Autoridade moral é trunfo de George Orwell

Textos de coletânea fazem considerações atuais, mas tom polêmico e potencial de encantar se perderam com o tempo

MARCELO COELHO
COLUNISTA DA FOLHA

Muitos ensaios de George Orwell (1903-1950) produzem um efeito estranho. Por mais admiráveis, certeiros e corajosos que sejam, são o tipo de texto que você preferiria que "os outros" lessem, em vez de lê-los você mesmo. "Fulano deveria ouvir isso!", pensei, enquanto percorria sem grande prazer as páginas de "A Liberdade de Imprensa", por exemplo.
O texto está em "Como Morrem os Pobres e Outros Ensaios", coletânea de mais de 30 artigos do autor. Com exceção do texto que lhe dá o título, o novo livro não duplica "Dentro da Baleia e Outros Ensaios", a excelente antologia organizada por Daniel Piza em 2005, também para a Companhia das Letras.
"A Liberdade de Imprensa" é um prefácio que Orwell escreveu para seu clássico "A Revolução dos Bichos" -uma violenta sátira ao regime de Stálin, rapidamente apropriada pela propaganda de direita nos tempos da Guerra Fria.
Orwell conta que, quando quis publicar o livro pela primeira vez, em 1943, muitas editoras o recusaram.

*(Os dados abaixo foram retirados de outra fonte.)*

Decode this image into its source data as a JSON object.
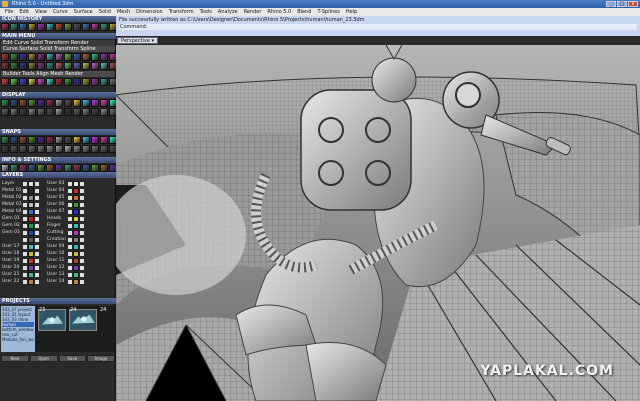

A Inglaterra estava aliada à União Soviética na guerra contra Hitler, e qualquer crítica ao totalitarismo de esquerda seria "inoportuna" naquele momento.
Passados quase 70 anos, é notável como a mesma palavra -"inoportuno"- continua a fazer parte do vocabulário político, sempre que alguém procura fazer denúncias contra o "lado errado" da disputa.

ÁRBITROS
Continuam atuais, assim, as considerações de Orwell contra os árbitros do que é "oportuno" ou não: "Essas pessoas não percebem que, se incentivam os métodos totalitários, chegará o momento em que serão usados contra elas, e não a seu favor".
Como tantas outras coisas escritas por Orwell, a ideia não prima pela originalidade. Mas a grande vantagem do autor de "Como Morrem os Pobres" é que ele fala de uma posição de autoridade moral quase incontestável.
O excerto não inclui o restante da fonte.